For our loader, we are testing for all files that end in “.js”. More specifically, we are also indicating which folders this loader applies to via the include property. The loader property indicates which loader will be used to process the files that are matched.
We’re using script-loader for this example. This loader ensures that the script is executed in the global context when the bundle is loaded (just like the <script /> tag would normally do). While the loader is official named script-loader, the loader property allows you to optionally drop -loader from the name, but you’ll see it both ways in examples, so it’s good to be aware of it.
And that’s the extent of the configuration! We can now run webpack:
You can take a look at the generated file in dist/main.bundle.js. That’s all we had to do! You can expand this out and bundle a whole slew of your legacy files into a single bundle, or you can create multiple bundles (but don’t include more than one on a page for now… we have to extract some common code in another post before you do that).

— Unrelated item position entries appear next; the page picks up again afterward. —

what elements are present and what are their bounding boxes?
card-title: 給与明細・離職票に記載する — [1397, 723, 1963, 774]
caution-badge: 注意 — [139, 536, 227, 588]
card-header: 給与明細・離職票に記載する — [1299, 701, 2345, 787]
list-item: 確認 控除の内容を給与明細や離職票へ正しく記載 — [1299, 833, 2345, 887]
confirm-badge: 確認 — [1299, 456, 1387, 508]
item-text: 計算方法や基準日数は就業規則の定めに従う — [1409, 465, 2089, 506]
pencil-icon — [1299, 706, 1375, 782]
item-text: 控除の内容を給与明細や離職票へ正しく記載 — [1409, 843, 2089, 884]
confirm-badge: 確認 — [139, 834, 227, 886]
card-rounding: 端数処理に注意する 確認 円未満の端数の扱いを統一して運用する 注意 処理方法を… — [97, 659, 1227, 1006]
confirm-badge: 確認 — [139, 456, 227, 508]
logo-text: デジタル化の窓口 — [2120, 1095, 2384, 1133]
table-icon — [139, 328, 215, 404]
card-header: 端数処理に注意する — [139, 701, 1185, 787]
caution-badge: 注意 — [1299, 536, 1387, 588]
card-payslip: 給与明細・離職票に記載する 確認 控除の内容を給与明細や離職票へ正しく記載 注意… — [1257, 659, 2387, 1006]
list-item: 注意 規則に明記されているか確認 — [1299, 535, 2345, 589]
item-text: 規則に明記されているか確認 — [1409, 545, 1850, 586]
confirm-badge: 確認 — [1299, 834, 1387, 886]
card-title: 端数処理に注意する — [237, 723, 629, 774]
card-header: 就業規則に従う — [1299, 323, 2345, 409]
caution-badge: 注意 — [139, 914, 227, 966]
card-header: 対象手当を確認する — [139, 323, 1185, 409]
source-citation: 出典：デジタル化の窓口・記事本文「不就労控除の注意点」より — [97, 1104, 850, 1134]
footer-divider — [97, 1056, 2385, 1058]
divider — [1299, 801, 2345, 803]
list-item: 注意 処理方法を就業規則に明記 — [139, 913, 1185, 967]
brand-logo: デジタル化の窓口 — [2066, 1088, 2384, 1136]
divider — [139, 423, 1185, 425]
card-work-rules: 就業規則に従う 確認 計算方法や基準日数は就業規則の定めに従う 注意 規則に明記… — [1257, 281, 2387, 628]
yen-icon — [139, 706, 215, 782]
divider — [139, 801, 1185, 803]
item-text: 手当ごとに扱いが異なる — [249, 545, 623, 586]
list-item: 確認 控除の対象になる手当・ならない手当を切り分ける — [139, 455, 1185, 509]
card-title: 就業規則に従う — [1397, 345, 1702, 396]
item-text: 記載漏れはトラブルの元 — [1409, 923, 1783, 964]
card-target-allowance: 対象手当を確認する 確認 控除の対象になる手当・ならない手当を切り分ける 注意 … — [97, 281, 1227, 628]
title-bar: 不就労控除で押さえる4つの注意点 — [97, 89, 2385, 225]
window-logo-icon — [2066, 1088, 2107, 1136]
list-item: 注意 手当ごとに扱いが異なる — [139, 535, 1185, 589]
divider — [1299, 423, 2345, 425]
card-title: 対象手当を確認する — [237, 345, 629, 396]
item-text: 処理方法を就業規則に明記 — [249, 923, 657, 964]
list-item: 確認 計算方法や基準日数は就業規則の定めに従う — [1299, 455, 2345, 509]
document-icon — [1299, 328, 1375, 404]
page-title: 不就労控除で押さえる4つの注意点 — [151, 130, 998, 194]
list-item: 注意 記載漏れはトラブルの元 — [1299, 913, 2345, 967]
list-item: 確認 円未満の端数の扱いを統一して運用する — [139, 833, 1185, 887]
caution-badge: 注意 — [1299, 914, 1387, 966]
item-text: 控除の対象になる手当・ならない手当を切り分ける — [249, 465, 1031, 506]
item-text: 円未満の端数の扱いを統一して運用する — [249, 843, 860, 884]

Now would be a good time for you to pull down the sample project and play around with it a bit. I’ve included tests that demonstrate that the function is in the global namespace. You can see the test results if you run npm test. If you run webpack —help, you can see some of the options you can pass it. A lot of those options are just an alternative to what you can specify in the webpack.config.js file, but there are a number of options that involve displaying the output in a more comprehensive manner. Try them out! You should also try and run webpack -p and take a look at the output. We’ll get into all of that at a later time, but this is a great place to start!